Six rhesus macaque monkeys were subjected to soft tissue grafting in 4 sites intraorally; the anterior maxilla was subjected to hard and soft tissue grafting with implant placement. Each site was randomly assigned 1 of 3 treatments: a compressive-resistant collagen matrix membrane (CM), a subepithelial connective tissue autograft (SCTG), or sham treatment, in which a partial-thickness flap was elevated and then sutured closed with no further treatment (control). The following methods were used for data collection: in vivo evaluation by periodontal probing, ultrasound, shear modulus elasticity, polyether impressions for volumetric analysis, and in vitro analysis by histologic biopsy examinations. In vitro analysis provided by histologic measurements and evaluations was performed on nondecalcified sections. The follow-up period was 6 months.

RESULTS

The SCTG and CM showed favorable tissue integration. No adverse reaction to or deviation from the normal healing processes was detected. The CM integrated well in all sites, with a variable range of soft tissue volume increases. Volumetric discrepancies were appreciated in the histologic analyses and differences were found when the CM and SCTG were applied in the anterior maxilla in combination with hard tissue grafting and implant placement.
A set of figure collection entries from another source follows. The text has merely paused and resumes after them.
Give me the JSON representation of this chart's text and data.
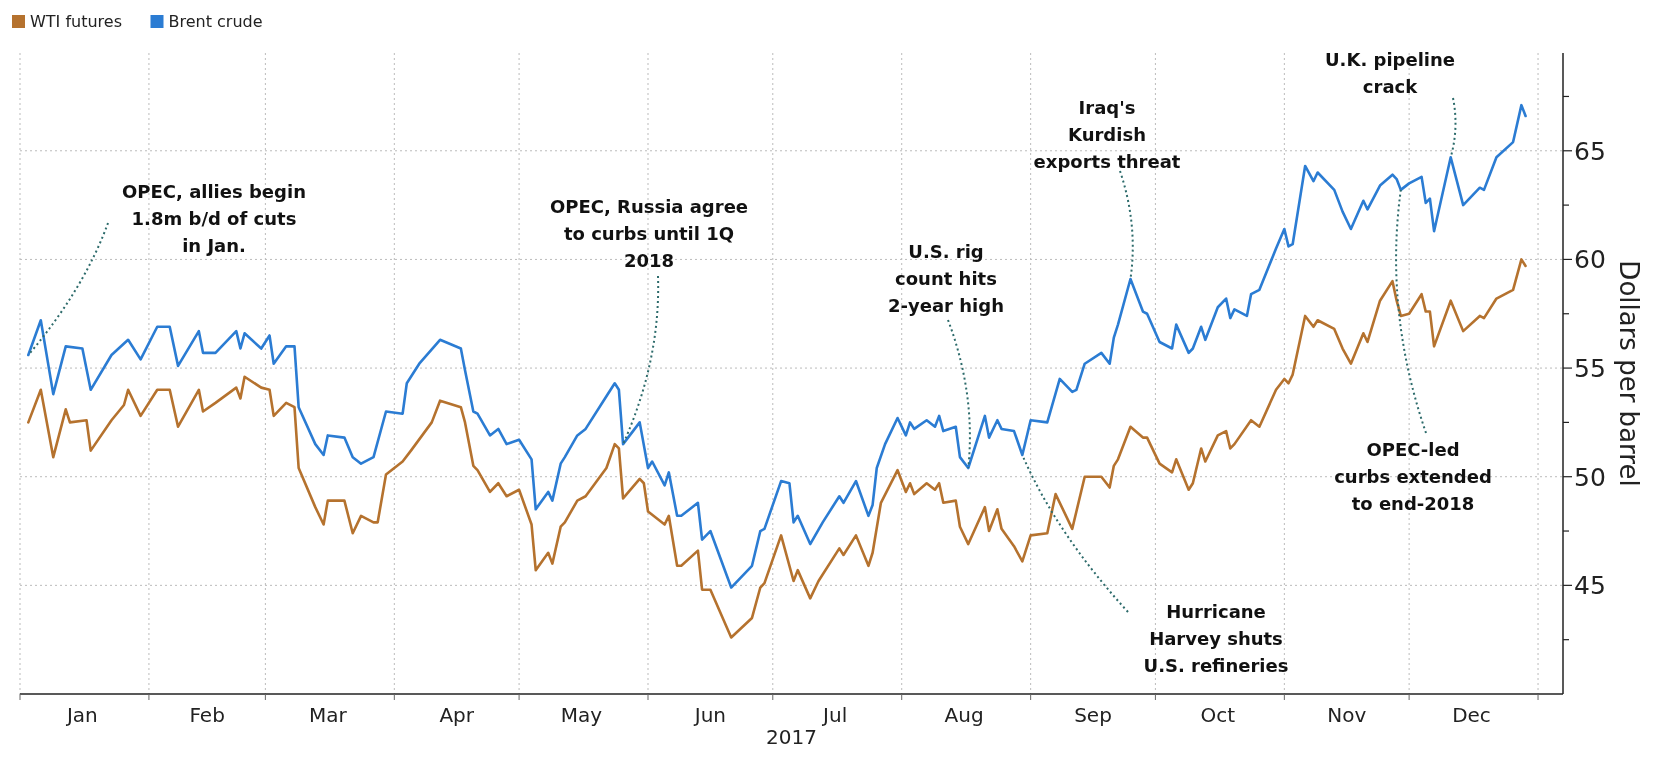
{
  "chart_data": {
    "type": "line",
    "xlabel": "2017",
    "ylabel": "Dollars per barrel",
    "xlim": [
      "2017-01-01",
      "2018-01-07"
    ],
    "xticks": [
      {
        "value": "2017-01-01",
        "label": null
      },
      {
        "value": "2017-01-16",
        "label": "Jan"
      },
      {
        "value": "2017-02-01",
        "label": null
      },
      {
        "value": "2017-02-15",
        "label": "Feb"
      },
      {
        "value": "2017-03-01",
        "label": null
      },
      {
        "value": "2017-03-16",
        "label": "Mar"
      },
      {
        "value": "2017-04-01",
        "label": null
      },
      {
        "value": "2017-04-16",
        "label": "Apr"
      },
      {
        "value": "2017-05-01",
        "label": null
      },
      {
        "value": "2017-05-16",
        "label": "May"
      },
      {
        "value": "2017-06-01",
        "label": null
      },
      {
        "value": "2017-06-16",
        "label": "Jun"
      },
      {
        "value": "2017-07-01",
        "label": null
      },
      {
        "value": "2017-07-16",
        "label": "Jul"
      },
      {
        "value": "2017-08-01",
        "label": null
      },
      {
        "value": "2017-08-16",
        "label": "Aug"
      },
      {
        "value": "2017-09-01",
        "label": null
      },
      {
        "value": "2017-09-16",
        "label": "Sep"
      },
      {
        "value": "2017-10-01",
        "label": null
      },
      {
        "value": "2017-10-16",
        "label": "Oct"
      },
      {
        "value": "2017-11-01",
        "label": null
      },
      {
        "value": "2017-11-16",
        "label": "Nov"
      },
      {
        "value": "2017-12-01",
        "label": null
      },
      {
        "value": "2017-12-16",
        "label": "Dec"
      },
      {
        "value": "2018-01-01",
        "label": null
      }
    ],
    "ylim": [
      40,
      69.5
    ],
    "yticks": [
      {
        "value": 42.5,
        "label": null
      },
      45,
      {
        "value": 47.5,
        "label": null
      },
      50,
      {
        "value": 52.5,
        "label": null
      },
      55,
      {
        "value": 57.5,
        "label": null
      },
      60,
      {
        "value": 62.5,
        "label": null
      },
      65,
      {
        "value": 67.5,
        "label": null
      }
    ],
    "grid": true,
    "legend": "top left",
    "line_style": "solid",
    "marker": "none",
    "series": [
      {
        "name": "WTI futures",
        "color": "#b5722e",
        "x": [
          "2017-01-03",
          "2017-01-06",
          "2017-01-09",
          "2017-01-12",
          "2017-01-13",
          "2017-01-17",
          "2017-01-18",
          "2017-01-23",
          "2017-01-26",
          "2017-01-27",
          "2017-01-30",
          "2017-02-03",
          "2017-02-06",
          "2017-02-08",
          "2017-02-13",
          "2017-02-14",
          "2017-02-17",
          "2017-02-22",
          "2017-02-23",
          "2017-02-24",
          "2017-02-28",
          "2017-03-02",
          "2017-03-03",
          "2017-03-06",
          "2017-03-08",
          "2017-03-09",
          "2017-03-13",
          "2017-03-15",
          "2017-03-16",
          "2017-03-20",
          "2017-03-22",
          "2017-03-24",
          "2017-03-27",
          "2017-03-28",
          "2017-03-30",
          "2017-04-03",
          "2017-04-05",
          "2017-04-10",
          "2017-04-12",
          "2017-04-17",
          "2017-04-18",
          "2017-04-20",
          "2017-04-21",
          "2017-04-24",
          "2017-04-26",
          "2017-04-28",
          "2017-05-01",
          "2017-05-04",
          "2017-05-05",
          "2017-05-08",
          "2017-05-09",
          "2017-05-11",
          "2017-05-12",
          "2017-05-15",
          "2017-05-17",
          "2017-05-22",
          "2017-05-24",
          "2017-05-25",
          "2017-05-26",
          "2017-05-30",
          "2017-05-31",
          "2017-06-01",
          "2017-06-05",
          "2017-06-06",
          "2017-06-08",
          "2017-06-09",
          "2017-06-13",
          "2017-06-14",
          "2017-06-16",
          "2017-06-21",
          "2017-06-26",
          "2017-06-28",
          "2017-06-29",
          "2017-07-03",
          "2017-07-06",
          "2017-07-07",
          "2017-07-10",
          "2017-07-12",
          "2017-07-17",
          "2017-07-18",
          "2017-07-21",
          "2017-07-24",
          "2017-07-25",
          "2017-07-27",
          "2017-07-31",
          "2017-08-02",
          "2017-08-03",
          "2017-08-04",
          "2017-08-07",
          "2017-08-09",
          "2017-08-10",
          "2017-08-11",
          "2017-08-14",
          "2017-08-15",
          "2017-08-17",
          "2017-08-21",
          "2017-08-22",
          "2017-08-24",
          "2017-08-25",
          "2017-08-28",
          "2017-08-30",
          "2017-09-01",
          "2017-09-05",
          "2017-09-07",
          "2017-09-11",
          "2017-09-12",
          "2017-09-14",
          "2017-09-18",
          "2017-09-20",
          "2017-09-21",
          "2017-09-22",
          "2017-09-25",
          "2017-09-28",
          "2017-09-29",
          "2017-10-02",
          "2017-10-05",
          "2017-10-06",
          "2017-10-09",
          "2017-10-10",
          "2017-10-12",
          "2017-10-13",
          "2017-10-16",
          "2017-10-18",
          "2017-10-19",
          "2017-10-20",
          "2017-10-24",
          "2017-10-26",
          "2017-10-30",
          "2017-11-01",
          "2017-11-02",
          "2017-11-03",
          "2017-11-06",
          "2017-11-08",
          "2017-11-09",
          "2017-11-13",
          "2017-11-15",
          "2017-11-17",
          "2017-11-20",
          "2017-11-21",
          "2017-11-24",
          "2017-11-27",
          "2017-11-28",
          "2017-11-29",
          "2017-12-01",
          "2017-12-04",
          "2017-12-05",
          "2017-12-06",
          "2017-12-07",
          "2017-12-11",
          "2017-12-14",
          "2017-12-18",
          "2017-12-19",
          "2017-12-22",
          "2017-12-26",
          "2017-12-28",
          "2017-12-29"
        ],
        "values": [
          52.5,
          54.0,
          50.9,
          53.1,
          52.5,
          52.6,
          51.2,
          52.6,
          53.3,
          54.0,
          52.8,
          54.0,
          54.0,
          52.3,
          54.0,
          53.0,
          53.4,
          54.1,
          53.6,
          54.6,
          54.1,
          54.0,
          52.8,
          53.4,
          53.2,
          50.4,
          48.6,
          47.8,
          48.9,
          48.9,
          47.4,
          48.2,
          47.9,
          47.9,
          50.1,
          50.7,
          51.2,
          52.5,
          53.5,
          53.2,
          52.5,
          50.5,
          50.3,
          49.3,
          49.7,
          49.1,
          49.4,
          47.8,
          45.7,
          46.5,
          46.0,
          47.7,
          47.9,
          48.9,
          49.1,
          50.4,
          51.5,
          51.3,
          49.0,
          49.9,
          49.7,
          48.4,
          47.8,
          48.2,
          45.9,
          45.9,
          46.6,
          44.8,
          44.8,
          42.6,
          43.5,
          44.9,
          45.1,
          47.3,
          45.2,
          45.7,
          44.4,
          45.2,
          46.7,
          46.4,
          47.3,
          45.9,
          46.5,
          48.8,
          50.3,
          49.3,
          49.7,
          49.2,
          49.7,
          49.4,
          49.7,
          48.8,
          48.9,
          47.7,
          46.9,
          48.6,
          47.5,
          48.5,
          47.6,
          46.8,
          46.1,
          47.3,
          47.4,
          49.2,
          47.6,
          48.4,
          50.0,
          50.0,
          49.5,
          50.5,
          50.8,
          52.3,
          51.8,
          51.8,
          50.6,
          50.2,
          50.8,
          49.4,
          49.7,
          51.3,
          50.7,
          51.9,
          52.1,
          51.3,
          51.5,
          52.6,
          52.3,
          54.0,
          54.5,
          54.3,
          54.7,
          57.4,
          56.9,
          57.2,
          56.8,
          55.9,
          55.2,
          56.6,
          56.2,
          58.1,
          59.0,
          58.1,
          57.4,
          57.5,
          58.4,
          57.6,
          57.6,
          56.0,
          58.1,
          56.7,
          57.4,
          57.3,
          58.2,
          58.6,
          60.0,
          59.7
        ]
      },
      {
        "name": "Brent crude",
        "color": "#2b7cd3",
        "x": [
          "2017-01-03",
          "2017-01-06",
          "2017-01-09",
          "2017-01-12",
          "2017-01-16",
          "2017-01-18",
          "2017-01-23",
          "2017-01-27",
          "2017-01-30",
          "2017-02-03",
          "2017-02-06",
          "2017-02-08",
          "2017-02-13",
          "2017-02-14",
          "2017-02-17",
          "2017-02-22",
          "2017-02-23",
          "2017-02-24",
          "2017-02-28",
          "2017-03-02",
          "2017-03-03",
          "2017-03-06",
          "2017-03-08",
          "2017-03-09",
          "2017-03-13",
          "2017-03-15",
          "2017-03-16",
          "2017-03-20",
          "2017-03-22",
          "2017-03-24",
          "2017-03-27",
          "2017-03-30",
          "2017-04-03",
          "2017-04-04",
          "2017-04-07",
          "2017-04-12",
          "2017-04-17",
          "2017-04-18",
          "2017-04-20",
          "2017-04-21",
          "2017-04-24",
          "2017-04-26",
          "2017-04-28",
          "2017-05-01",
          "2017-05-04",
          "2017-05-05",
          "2017-05-08",
          "2017-05-09",
          "2017-05-11",
          "2017-05-12",
          "2017-05-15",
          "2017-05-17",
          "2017-05-22",
          "2017-05-24",
          "2017-05-25",
          "2017-05-26",
          "2017-05-30",
          "2017-06-01",
          "2017-06-02",
          "2017-06-05",
          "2017-06-06",
          "2017-06-08",
          "2017-06-09",
          "2017-06-13",
          "2017-06-14",
          "2017-06-16",
          "2017-06-21",
          "2017-06-26",
          "2017-06-28",
          "2017-06-29",
          "2017-07-03",
          "2017-07-05",
          "2017-07-06",
          "2017-07-07",
          "2017-07-10",
          "2017-07-13",
          "2017-07-17",
          "2017-07-18",
          "2017-07-21",
          "2017-07-24",
          "2017-07-25",
          "2017-07-26",
          "2017-07-28",
          "2017-07-31",
          "2017-08-02",
          "2017-08-03",
          "2017-08-04",
          "2017-08-07",
          "2017-08-09",
          "2017-08-10",
          "2017-08-11",
          "2017-08-14",
          "2017-08-15",
          "2017-08-17",
          "2017-08-21",
          "2017-08-22",
          "2017-08-24",
          "2017-08-25",
          "2017-08-28",
          "2017-08-30",
          "2017-09-01",
          "2017-09-05",
          "2017-09-08",
          "2017-09-11",
          "2017-09-12",
          "2017-09-14",
          "2017-09-18",
          "2017-09-20",
          "2017-09-21",
          "2017-09-22",
          "2017-09-25",
          "2017-09-28",
          "2017-09-29",
          "2017-10-02",
          "2017-10-05",
          "2017-10-06",
          "2017-10-09",
          "2017-10-10",
          "2017-10-12",
          "2017-10-13",
          "2017-10-16",
          "2017-10-18",
          "2017-10-19",
          "2017-10-20",
          "2017-10-23",
          "2017-10-24",
          "2017-10-26",
          "2017-10-30",
          "2017-11-01",
          "2017-11-02",
          "2017-11-03",
          "2017-11-06",
          "2017-11-08",
          "2017-11-09",
          "2017-11-13",
          "2017-11-15",
          "2017-11-17",
          "2017-11-20",
          "2017-11-21",
          "2017-11-24",
          "2017-11-27",
          "2017-11-28",
          "2017-11-29",
          "2017-12-01",
          "2017-12-04",
          "2017-12-05",
          "2017-12-06",
          "2017-12-07",
          "2017-12-11",
          "2017-12-14",
          "2017-12-18",
          "2017-12-19",
          "2017-12-22",
          "2017-12-26",
          "2017-12-28",
          "2017-12-29"
        ],
        "values": [
          55.6,
          57.2,
          53.8,
          56.0,
          55.9,
          54.0,
          55.6,
          56.3,
          55.4,
          56.9,
          56.9,
          55.1,
          56.7,
          55.7,
          55.7,
          56.7,
          55.9,
          56.6,
          55.9,
          56.5,
          55.2,
          56.0,
          56.0,
          53.2,
          51.5,
          51.0,
          51.9,
          51.8,
          50.9,
          50.6,
          50.9,
          53.0,
          52.9,
          54.3,
          55.2,
          56.3,
          55.9,
          54.9,
          53.0,
          52.9,
          51.9,
          52.2,
          51.5,
          51.7,
          50.8,
          48.5,
          49.3,
          48.9,
          50.6,
          50.9,
          51.9,
          52.2,
          53.7,
          54.3,
          54.0,
          51.5,
          52.5,
          50.4,
          50.7,
          49.6,
          50.2,
          48.2,
          48.2,
          48.8,
          47.1,
          47.5,
          44.9,
          45.9,
          47.5,
          47.6,
          49.8,
          49.7,
          47.9,
          48.2,
          46.9,
          47.9,
          49.1,
          48.8,
          49.8,
          48.2,
          48.7,
          50.4,
          51.5,
          52.7,
          51.9,
          52.5,
          52.2,
          52.6,
          52.3,
          52.8,
          52.1,
          52.3,
          50.9,
          50.4,
          52.8,
          51.8,
          52.6,
          52.2,
          52.1,
          51.0,
          52.6,
          52.5,
          54.5,
          53.9,
          54.0,
          55.2,
          55.7,
          55.2,
          56.4,
          57.0,
          59.1,
          57.6,
          57.5,
          56.2,
          55.9,
          57.0,
          55.7,
          55.9,
          56.9,
          56.3,
          57.8,
          58.2,
          57.3,
          57.7,
          57.4,
          58.4,
          58.6,
          60.5,
          61.4,
          60.6,
          60.7,
          64.3,
          63.6,
          64.0,
          63.2,
          62.2,
          61.4,
          62.7,
          62.3,
          63.4,
          63.9,
          63.7,
          63.2,
          63.5,
          63.8,
          62.6,
          62.8,
          61.3,
          64.7,
          62.5,
          63.3,
          63.2,
          64.7,
          65.4,
          67.1,
          66.6
        ]
      }
    ],
    "annotations": [
      {
        "text": "OPEC, allies begin\n1.8m b/d of cuts\nin Jan.",
        "x": "2017-01-03",
        "y": 55.6
      },
      {
        "text": "OPEC, Russia agree\nto curbs until 1Q\n2018",
        "x": "2017-05-26",
        "y": 51.5
      },
      {
        "text": "U.S. rig\ncount hits\n2-year high",
        "x": "2017-08-17",
        "y": 50.4
      },
      {
        "text": "Hurricane\nHarvey shuts\nU.S. refineries",
        "x": "2017-08-30",
        "y": 51.0
      },
      {
        "text": "Iraq's\nKurdish\nexports threat",
        "x": "2017-09-25",
        "y": 59.1
      },
      {
        "text": "U.K. pipeline\ncrack",
        "x": "2017-12-11",
        "y": 64.7
      },
      {
        "text": "OPEC-led\ncurbs extended\nto end-2018",
        "x": "2017-11-29",
        "y": 63.2
      }
    ]
  }
}
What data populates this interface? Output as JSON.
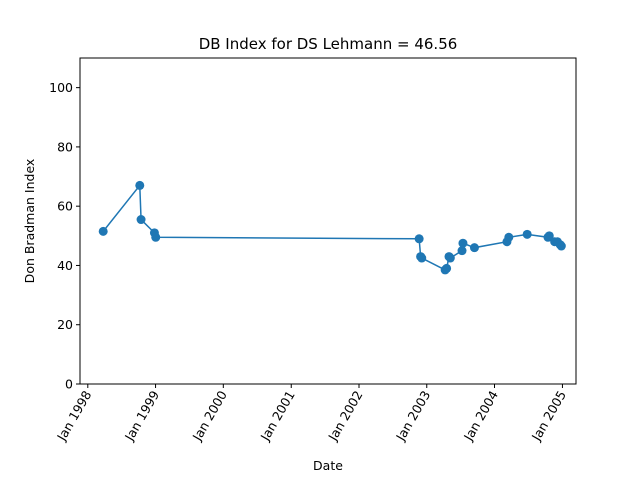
{
  "chart_data": {
    "type": "line",
    "title": "DB Index for DS Lehmann = 46.56",
    "xlabel": "Date",
    "ylabel": "Don Bradman Index",
    "ylim": [
      0,
      110
    ],
    "xlim": [
      "1997-11-20",
      "2005-03-15"
    ],
    "grid": false,
    "legend": "none",
    "x_ticks": [
      "Jan 1998",
      "Jan 1999",
      "Jan 2000",
      "Jan 2001",
      "Jan 2002",
      "Jan 2003",
      "Jan 2004",
      "Jan 2005"
    ],
    "x_tick_dates": [
      "1998-01-01",
      "1999-01-01",
      "2000-01-01",
      "2001-01-01",
      "2002-01-01",
      "2003-01-01",
      "2004-01-01",
      "2005-01-01"
    ],
    "y_ticks": [
      0,
      20,
      40,
      60,
      80,
      100
    ],
    "marker": "circle",
    "color": "#1f77b4",
    "series": [
      {
        "x": [
          "1998-03-25",
          "1998-10-08",
          "1998-10-15",
          "1998-12-26",
          "1999-01-02",
          "2002-11-21",
          "2002-11-29",
          "2002-12-05",
          "2003-04-10",
          "2003-04-18",
          "2003-05-01",
          "2003-05-08",
          "2003-07-10",
          "2003-07-15",
          "2003-09-15",
          "2004-03-08",
          "2004-03-18",
          "2004-06-25",
          "2004-10-15",
          "2004-10-22",
          "2004-11-20",
          "2004-12-05",
          "2004-12-20",
          "2004-12-26"
        ],
        "y": [
          51.5,
          67.0,
          55.5,
          51.0,
          49.5,
          49.0,
          43.0,
          42.5,
          38.5,
          39.0,
          43.0,
          42.5,
          45.0,
          47.5,
          46.0,
          48.0,
          49.5,
          50.5,
          49.5,
          50.0,
          48.0,
          48.0,
          47.0,
          46.56
        ]
      }
    ]
  }
}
Histologic evaluation showed favorable integration, no immunogenic response to the CM, and stable volumetric retention in autograft and CM sites during the experimental period.

CONCLUSION

The compressive-resistant CM could be a safe and efficacious alternative for soft tissue augmentation by obviating a donor site and the consequent morbidity. Although a similar performance between the CM and SCTG was observed, further studies will be necessary to estimate the clinical potentiality and describe the limits of the technique.